Kai Hansen voltou ao palco para Rebellion in Dreamland, clássico do Gamma Ray, muito bem recebida pela casa, assim como The Seventh Sign, clássico de Malmsteen e executado com Michael Vescera. A noite estava chegando ao fim e Edu tirou o momento para um pequeno discurso e desabafo. O vocalista primeiramente agradeceu a banda, a orquestra, sua família e a confiança do público por acreditarem em sua índole e honra. Em seguida, contou que quando entrou no Angra, via os caras como ídolos, e que hoje, depois de um monte de mentiras e declarações infelizes dizendo que ele só se interessa por dinheiro, ele perdeu isso. “Eu não tenho vergonha de falar, não estou ganhando um centavo hoje. Estou fazendo um investimento na memória e no legado que deixei com os fãs”, declarou Edu. “O tempo passou e não é assim que as pessoas deveriam tratar quem tanto se dedicou para elas e para os fãs. Mas, no fim, eu só os agradeço por terem moldado o Edu Falaschi de hoje, não tenho raiva de ninguém, só tristeza”, concluiu.

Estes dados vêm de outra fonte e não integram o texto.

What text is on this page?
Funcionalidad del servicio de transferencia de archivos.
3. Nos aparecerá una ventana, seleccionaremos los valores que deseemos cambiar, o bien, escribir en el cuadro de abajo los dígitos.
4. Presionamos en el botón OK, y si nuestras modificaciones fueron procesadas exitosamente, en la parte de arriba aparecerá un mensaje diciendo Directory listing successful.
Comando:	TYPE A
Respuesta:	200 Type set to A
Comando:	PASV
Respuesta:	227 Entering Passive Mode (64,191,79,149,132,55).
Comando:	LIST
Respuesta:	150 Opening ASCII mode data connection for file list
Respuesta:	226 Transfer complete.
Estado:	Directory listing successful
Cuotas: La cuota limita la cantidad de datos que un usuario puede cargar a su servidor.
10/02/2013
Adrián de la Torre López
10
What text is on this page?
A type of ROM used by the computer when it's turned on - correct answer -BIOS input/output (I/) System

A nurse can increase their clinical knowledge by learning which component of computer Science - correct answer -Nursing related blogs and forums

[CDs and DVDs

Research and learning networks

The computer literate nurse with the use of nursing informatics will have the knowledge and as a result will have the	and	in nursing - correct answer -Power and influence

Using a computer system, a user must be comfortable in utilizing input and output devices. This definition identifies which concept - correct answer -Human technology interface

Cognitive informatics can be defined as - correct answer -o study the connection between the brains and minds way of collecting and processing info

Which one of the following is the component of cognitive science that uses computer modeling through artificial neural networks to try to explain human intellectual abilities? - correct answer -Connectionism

Antes de fechar a noite com Rebirth e Nova Era, ambas acompanhadas fielmente pelo público e creio eu que, em sua melhor execução desde o ‘Rebirth World Tour: Live in São Paulo’ Edu apresentou a banda, com destaque para Fabio Laguna e Aquiles Priester, segundo Falaschi também dois dos grandes responsáveis por aquilo tudo estar acontecendo. Por fim, o baterista desceu para apresentar o vocalista, ‘alemão’, como Priester o chama. “O maior vocalista da história do heavy metal brasileiro”, anunciou Aquiles. A casa veio abaixo, na maior e mais calorosa salva de palmas da noite.
Depois de três horas de show, Edu Falaschi e sua banda deixaram o palco com o dever mais do que cumprido. Superando a má fase de alguns anos atrás, o vocalista ressurgiu e mostrou estar mais feliz do que nunca, passando por cima de todos aqueles que duvidaram de seu potencial. O que os mais de quatro mil presentes assistiram nessa noite de sábado foi histórico e memorável. O que aconteceu no Tom Brasil foi algo jamais visto pelo heavy metal no país, colocando o patamar de shows um nível acima. Marcante. Emocionante.
Se a produção visual acompanhar o nível em que o show foi executado, teremos com toda certeza o melhor registro em vídeo já lançado por aqui. Ainda, segundo presentes, Kai Hansen e Falaschi foram festejar a noite no Manifesto Bar, com direito a chegada de limusine e uma jam tocando Rebellion in Dreamland com a Eye of The King (King Diamond Tribute). Que noite!